聖地・甲子園の虚構

夏の甲子園は、延長再試合の末、早実の初優勝で幕を閉じた。早実の斎藤投手は4連投・計42イニングを一人で投げ抜いて甲子園優勝投手の栄冠を手にした。敗れたとは言え、前人未到の3連覇目前まで迫った駒大苫小牧も、十分賞賛に値する活躍だった。
しかし、個人的にはどうしても甲子園は好きになれない。勿論、野球は30年以上のファンだが、いつの頃からか高校野球は見なくなった。理由は簡単、あの選手(特に投手)酷使がいつまで経っても改まらないからだ。今回の斎藤投手の4連投は言うに及ばず、相手の田中投手だって(最初の3回程度は控え投手が投げていたが)3連投だ。プロの抑え・中継ぎ投手ですら、連投が続くと疲労の蓄積を懸念されるのに、先発・完投の投手が何連投もして良い訳がない。しかし、現実は甲子園の仕組上、一人で投げ抜くには(くじ運次第では)ベスト16から4連投を余儀なくされる。今回の斎藤投手のように、引分け再試合でもあれば更に増える可能性だってある。もっとも、斎藤投手は選抜でも連投していたから、もう慣れっこかもしれないけど。そうだとしたら、悲しすぎる現実だろう。
勿論、出場している選手は当然勝ちたいから、無理をしてでも投げようとするだろう。しかし、それを抑制するためのルールを設定するのが、大会主催者の高野連の務めではないだろうか。そもそも、全ての試合を甲子園球場だけでやること自体に無理がある。もっと、複数の球場で分散させて試合をすれば、大会日程を短縮できて休養日を設けることだってできるはずだ。真夏の炎天下で試合をする必要だってなくなるだろう。高校サッカーだって、国立競技場で全試合やったりはしない。何故、高校野球だけが、全試合甲子園でやらなければならないのだろう。それが、球児たちの憧れであることは理解できる。だからと言って、選手を潰しかねない運営が正当化される理由にはならないだろう。
特に、野球のように、特定の選手(ピッチャー)に過大な負担が集中するスポーツでは、他の競技以上にその点をケアしないといけないのに、現実はどうだろうか。

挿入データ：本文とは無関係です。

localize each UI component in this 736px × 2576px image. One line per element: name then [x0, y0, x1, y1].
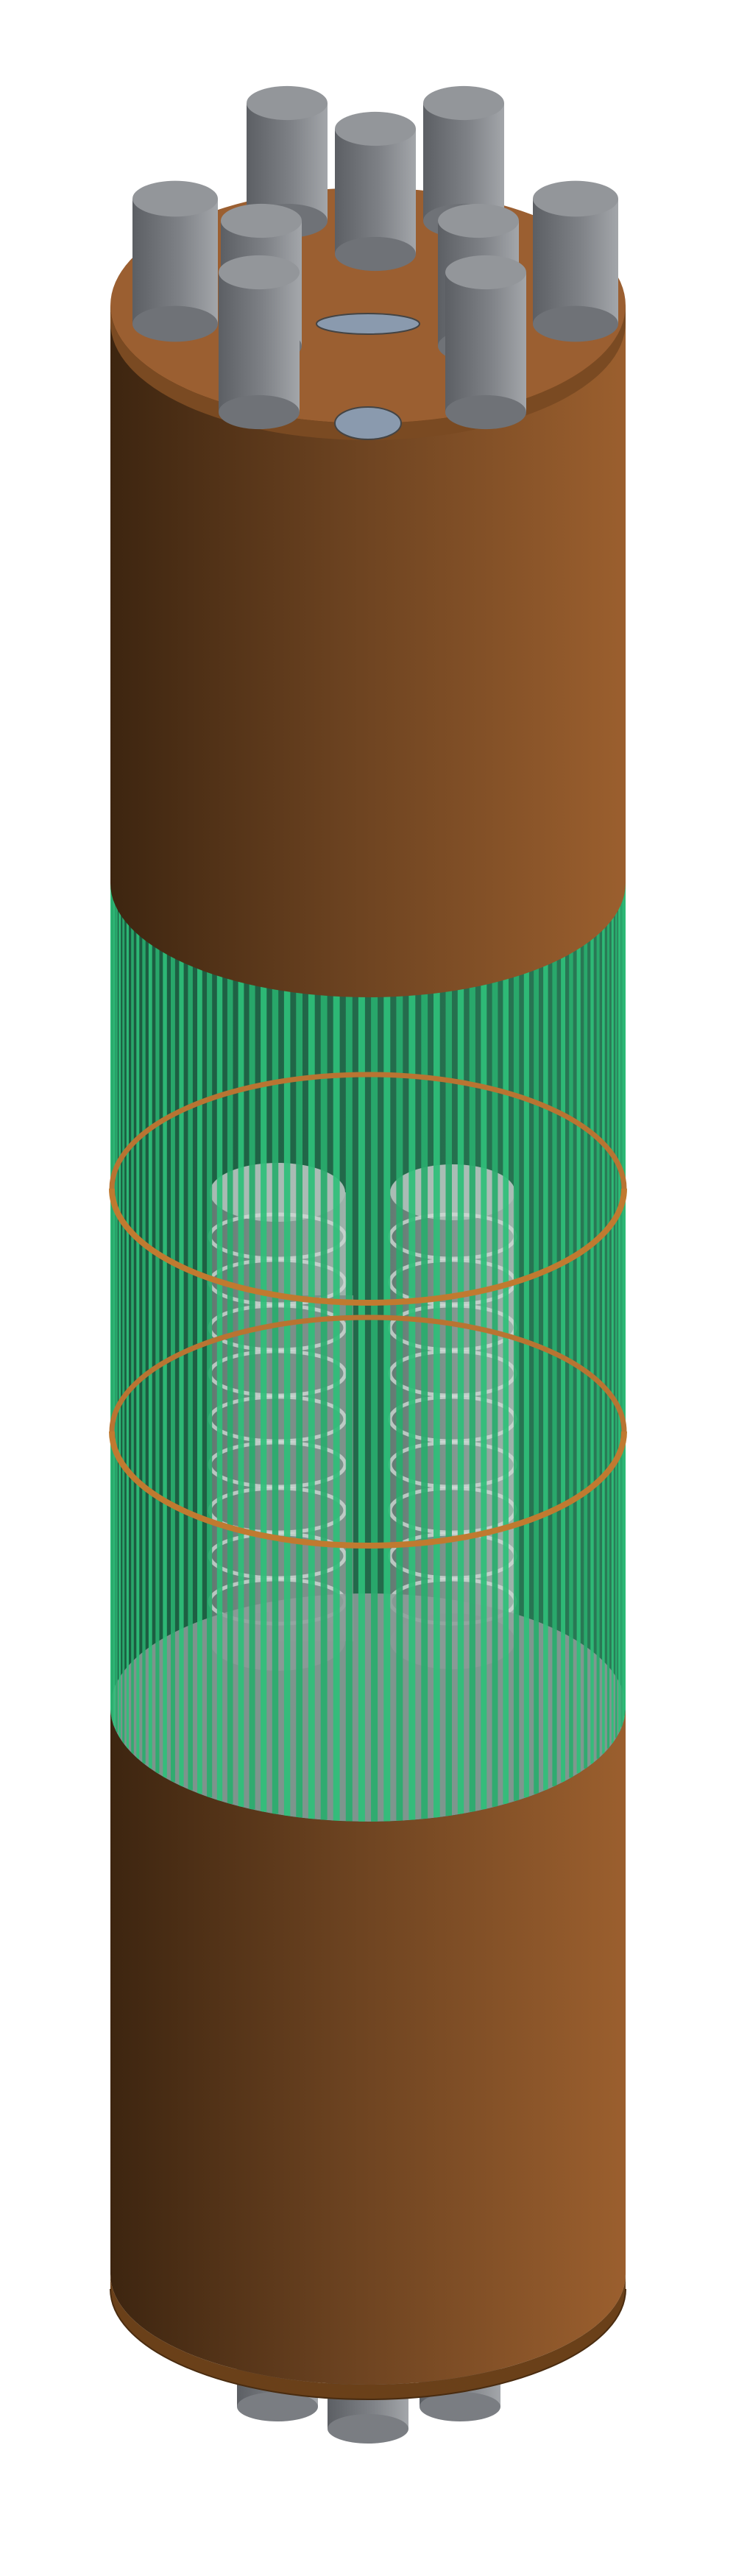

何年か前に、高野連が連投を抑制する動きを見せたことがあり、遅ればせながらやっと改善に向かったか、と思ったのもつかの間、あっという間に勝利優先の方針の下、忘れられつつある。現実が、部活の枠を超えて商業化している以上、自主規制に頼るのではなく、一定以上の連投ははっきり禁止すべきだ。それでも、試合日程に余裕を持たせれば、かつての伊野商業の渡辺(智)投手のように突然現れる新星だって登場する余地は残されるだろう(もっとも、彼も西武に入ってからは怪我で大成しなかったけど)。
とにかく、甲子園優勝投手に大成した選手はほとんどいない(最近では、桑田、松坂くらいではないか)という何度も指摘されている現実を、今回の早実の優勝で忘れてしまうことなく、関係者は強く意識すべきだ。後の怪我に泣いた多数の選手のことを、皆ほとんど覚えていないだろう。高校生が人生のピークだった(それ以前に怪我に泣く選手だって沢山いる)という才能豊かな若者を大量生産する甲子園という虚構が、一日も早く改善されることを毎年この時期に願っている。